Goal number three was killing a Cape Buffalo. Killing a thing to reaffirm your own life isn’t anything I would choose, but, you know, whatever works. For our sheriff, a lifelong hunter — winner of big buck competitions, shooter of bear and boar, hanger of moose and caribou and elk heads — pitting yourself against wildlife is the ultimate triumph.
I got an e-mail yesterday. He’s in Senegal, Africa. He just shot a Cape buffalo.
I went through a somewhat similar experience with my husband. The only difference was that he knew he wasn’t going to live. (His doctors estimated two years; he made it 19 months). I remember how often he told me: “Look, Vic, really look,” in the awareness that really looking is something we don’t do often enough when we want to believe that life stretches out endlessly before us.
He might want me to see a crimson cardinal on a snow-laden evergreen branch, or the way the sun glittered like diamonds on the rolling river, or buzzards cruising in giant, graceful circles in the sky.
Because he was resigned to his fate, his goals, unlike the sheriff’s, were small. With the time he had left, he wanted to see his beloved roses bloom one more time. He wanted the tallest live Christmas tree, exuding the fragrant odor of pine, and the linen napkins and good silver and crystal and china (which we rarely used) on the table for Christmas dinner. He wanted to hear Bob Dylan’s gravelly voice and Eric Clapton’s bluesy guitar. He didn’t stop smoking and he didn’t stop drinking.

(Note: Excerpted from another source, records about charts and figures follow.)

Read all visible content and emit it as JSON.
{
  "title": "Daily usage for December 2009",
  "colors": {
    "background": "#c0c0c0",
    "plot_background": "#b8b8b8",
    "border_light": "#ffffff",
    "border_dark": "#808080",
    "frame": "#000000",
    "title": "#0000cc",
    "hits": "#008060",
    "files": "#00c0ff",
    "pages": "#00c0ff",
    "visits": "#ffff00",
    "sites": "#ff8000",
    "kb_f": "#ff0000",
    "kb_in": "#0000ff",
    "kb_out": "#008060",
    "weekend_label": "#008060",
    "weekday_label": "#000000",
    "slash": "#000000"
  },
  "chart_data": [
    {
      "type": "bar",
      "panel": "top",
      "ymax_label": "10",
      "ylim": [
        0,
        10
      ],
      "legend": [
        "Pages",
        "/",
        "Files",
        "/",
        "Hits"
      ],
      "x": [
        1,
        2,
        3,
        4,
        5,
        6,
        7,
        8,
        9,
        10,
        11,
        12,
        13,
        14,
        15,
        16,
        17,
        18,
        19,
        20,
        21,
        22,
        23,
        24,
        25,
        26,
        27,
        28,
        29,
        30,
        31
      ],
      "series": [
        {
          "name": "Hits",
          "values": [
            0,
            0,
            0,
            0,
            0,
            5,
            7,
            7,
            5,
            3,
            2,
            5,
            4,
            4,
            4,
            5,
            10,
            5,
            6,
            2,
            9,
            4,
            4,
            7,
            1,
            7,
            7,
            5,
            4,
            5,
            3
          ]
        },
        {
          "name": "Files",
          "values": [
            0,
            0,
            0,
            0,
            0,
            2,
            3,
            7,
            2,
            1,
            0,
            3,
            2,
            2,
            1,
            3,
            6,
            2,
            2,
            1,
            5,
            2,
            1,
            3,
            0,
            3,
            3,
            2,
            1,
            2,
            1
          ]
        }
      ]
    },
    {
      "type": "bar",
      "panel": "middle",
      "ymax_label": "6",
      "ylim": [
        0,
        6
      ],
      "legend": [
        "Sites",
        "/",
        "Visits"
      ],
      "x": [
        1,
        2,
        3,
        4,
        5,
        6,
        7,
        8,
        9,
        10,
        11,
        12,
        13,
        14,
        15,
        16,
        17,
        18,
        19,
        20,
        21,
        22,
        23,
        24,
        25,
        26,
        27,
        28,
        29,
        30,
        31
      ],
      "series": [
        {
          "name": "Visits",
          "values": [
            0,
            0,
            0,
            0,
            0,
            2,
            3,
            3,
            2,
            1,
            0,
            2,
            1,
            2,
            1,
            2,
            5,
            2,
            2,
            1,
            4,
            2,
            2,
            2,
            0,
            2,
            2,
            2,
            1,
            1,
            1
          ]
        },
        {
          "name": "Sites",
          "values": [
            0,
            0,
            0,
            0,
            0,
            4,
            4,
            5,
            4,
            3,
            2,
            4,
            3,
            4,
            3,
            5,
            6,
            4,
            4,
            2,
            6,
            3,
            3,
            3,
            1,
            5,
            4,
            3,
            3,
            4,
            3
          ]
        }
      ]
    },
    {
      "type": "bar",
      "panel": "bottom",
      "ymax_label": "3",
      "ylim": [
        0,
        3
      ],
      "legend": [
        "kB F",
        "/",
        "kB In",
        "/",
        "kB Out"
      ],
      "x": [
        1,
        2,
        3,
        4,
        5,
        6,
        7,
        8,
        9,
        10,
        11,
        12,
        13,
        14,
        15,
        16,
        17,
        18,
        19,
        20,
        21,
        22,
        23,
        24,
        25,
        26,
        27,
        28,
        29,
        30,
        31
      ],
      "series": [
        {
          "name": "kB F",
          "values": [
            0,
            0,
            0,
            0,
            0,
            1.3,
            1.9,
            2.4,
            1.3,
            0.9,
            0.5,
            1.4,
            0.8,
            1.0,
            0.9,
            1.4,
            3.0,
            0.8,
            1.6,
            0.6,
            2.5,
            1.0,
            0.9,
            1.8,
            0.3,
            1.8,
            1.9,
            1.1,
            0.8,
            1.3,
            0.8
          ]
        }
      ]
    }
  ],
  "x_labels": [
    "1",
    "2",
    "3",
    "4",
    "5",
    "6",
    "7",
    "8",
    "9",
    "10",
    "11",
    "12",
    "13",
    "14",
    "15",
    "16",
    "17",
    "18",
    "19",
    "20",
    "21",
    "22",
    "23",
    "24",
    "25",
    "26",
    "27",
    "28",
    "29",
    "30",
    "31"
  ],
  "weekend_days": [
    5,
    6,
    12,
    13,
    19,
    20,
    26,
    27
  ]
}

He still considered Marlboros and Chivas Regal old friends despite the damage they’d done in his life and besides, it was too late to undo that damage now, so they’d carry on together till the end. He wanted to see our son turn one year older. He got his Christmas wishes, but he didn’t quite make it to the birthday or the roses.

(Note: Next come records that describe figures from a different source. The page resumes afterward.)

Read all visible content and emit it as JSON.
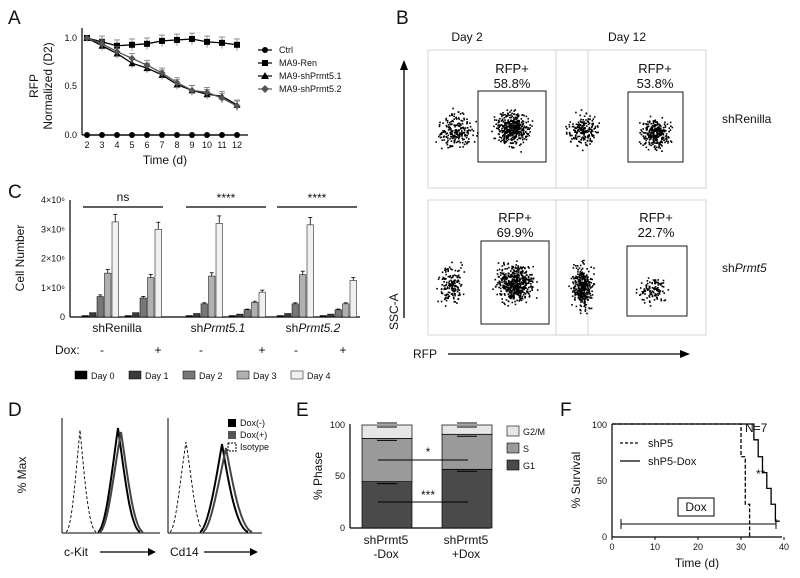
{
  "panels": {
    "A": {
      "label": "A",
      "ylabel_line1": "RFP",
      "ylabel_line2": "Normalized (D2)",
      "xlabel": "Time (d)",
      "yticks": [
        "0.0",
        "0.5",
        "1.0"
      ],
      "legend": [
        "Ctrl",
        "MA9-Ren",
        "MA9-shPrmt5.1",
        "MA9-shPrmt5.2"
      ]
    },
    "B": {
      "label": "B",
      "col_titles": [
        "Day 2",
        "Day 12"
      ],
      "row_labels": [
        "shRenilla",
        "sh",
        "Prmt5"
      ],
      "gate_label": "RFP+",
      "pcts": [
        "58.8%",
        "53.8%",
        "69.9%",
        "22.7%"
      ],
      "yaxis": "SSC-A",
      "xaxis": "RFP"
    },
    "C": {
      "label": "C",
      "ylabel": "Cell Number",
      "yticks": [
        "0",
        "1×10⁶",
        "2×10⁶",
        "3×10⁶",
        "4×10⁶"
      ],
      "groups": [
        "shRenilla",
        "sh",
        "Prmt5.1",
        "sh",
        "Prmt5.2"
      ],
      "sig": [
        "ns",
        "****",
        "****"
      ],
      "dox_label": "Dox:",
      "dox_values": [
        "-",
        "+",
        "-",
        "+",
        "-",
        "+"
      ],
      "legend": [
        "Day 0",
        "Day 1",
        "Day 2",
        "Day 3",
        "Day 4"
      ]
    },
    "D": {
      "label": "D",
      "ylabel": "% Max",
      "xlabels": [
        "c-Kit",
        "Cd14"
      ],
      "legend": [
        "Dox(-)",
        "Dox(+)",
        "Isotype"
      ]
    },
    "E": {
      "label": "E",
      "ylabel": "% Phase",
      "yticks": [
        "0",
        "50",
        "100"
      ],
      "categories": [
        "shPrmt5",
        "-Dox",
        "shPrmt5",
        "+Dox"
      ],
      "legend": [
        "G2/M",
        "S",
        "G1"
      ],
      "sig": [
        "*",
        "***"
      ]
    },
    "F": {
      "label": "F",
      "ylabel": "% Survival",
      "xlabel": "Time (d)",
      "yticks": [
        "0",
        "50",
        "100"
      ],
      "xticks": [
        "0",
        "10",
        "20",
        "30",
        "40"
      ],
      "legend": [
        "shP5",
        "shP5-Dox"
      ],
      "n_label": "N=7",
      "sig": "**",
      "dox_box": "Dox"
    }
  },
  "chart_data": [
    {
      "panel": "A",
      "type": "line",
      "x": [
        2,
        3,
        4,
        5,
        6,
        7,
        8,
        9,
        10,
        11,
        12
      ],
      "ylim": [
        0,
        1.1
      ],
      "series": [
        {
          "name": "Ctrl",
          "values": [
            0,
            0,
            0,
            0,
            0,
            0,
            0,
            0,
            0,
            0,
            0
          ]
        },
        {
          "name": "MA9-Ren",
          "values": [
            1.0,
            0.96,
            0.92,
            0.93,
            0.94,
            0.97,
            0.98,
            0.99,
            0.96,
            0.95,
            0.93
          ]
        },
        {
          "name": "MA9-shPrmt5.1",
          "values": [
            1.0,
            0.92,
            0.84,
            0.74,
            0.69,
            0.62,
            0.52,
            0.46,
            0.42,
            0.4,
            0.31
          ]
        },
        {
          "name": "MA9-shPrmt5.2",
          "values": [
            1.0,
            0.94,
            0.86,
            0.79,
            0.72,
            0.64,
            0.54,
            0.46,
            0.44,
            0.38,
            0.3
          ]
        }
      ]
    },
    {
      "panel": "C",
      "type": "bar",
      "ylim": [
        0,
        4000000
      ],
      "categories": [
        "shRenilla -",
        "shRenilla +",
        "shPrmt5.1 -",
        "shPrmt5.1 +",
        "shPrmt5.2 -",
        "shPrmt5.2 +"
      ],
      "series": [
        {
          "name": "Day 0",
          "values": [
            50000,
            50000,
            50000,
            50000,
            50000,
            50000
          ]
        },
        {
          "name": "Day 1",
          "values": [
            150000,
            150000,
            120000,
            100000,
            120000,
            100000
          ]
        },
        {
          "name": "Day 2",
          "values": [
            700000,
            650000,
            450000,
            250000,
            450000,
            250000
          ]
        },
        {
          "name": "Day 3",
          "values": [
            1500000,
            1350000,
            1400000,
            500000,
            1450000,
            450000
          ]
        },
        {
          "name": "Day 4",
          "values": [
            3250000,
            3000000,
            3200000,
            850000,
            3150000,
            1250000
          ]
        }
      ]
    },
    {
      "panel": "E",
      "type": "bar",
      "ylim": [
        0,
        100
      ],
      "categories": [
        "shPrmt5 -Dox",
        "shPrmt5 +Dox"
      ],
      "series": [
        {
          "name": "G1",
          "values": [
            45,
            57
          ]
        },
        {
          "name": "S",
          "values": [
            42,
            34
          ]
        },
        {
          "name": "G2/M",
          "values": [
            13,
            9
          ]
        }
      ]
    },
    {
      "panel": "F",
      "type": "line",
      "xlim": [
        0,
        40
      ],
      "ylim": [
        0,
        100
      ],
      "series": [
        {
          "name": "shP5",
          "x": [
            0,
            30,
            30,
            31,
            31,
            32,
            32
          ],
          "values": [
            100,
            100,
            71,
            71,
            29,
            29,
            0
          ]
        },
        {
          "name": "shP5-Dox",
          "x": [
            0,
            33,
            33,
            34,
            34,
            35,
            35,
            36,
            36,
            37,
            37,
            38,
            38,
            39
          ],
          "values": [
            100,
            100,
            86,
            86,
            71,
            71,
            57,
            57,
            43,
            43,
            29,
            29,
            14,
            14
          ]
        }
      ]
    }
  ]
}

For a while, I did as he said and really looked and then eventually, I didn’t. You can hitchhike for a while on someone else’s experience but the ride doesn’t take you to your own destination.
Still, sharing the sheriff’s success makes me think of what I’d like to accomplish in my own life. For a while, I’m more motivated than usual, more committed to doing what needs to be done to achieve my own goals — and, for a while, to thinking of my husband and remembering to really look.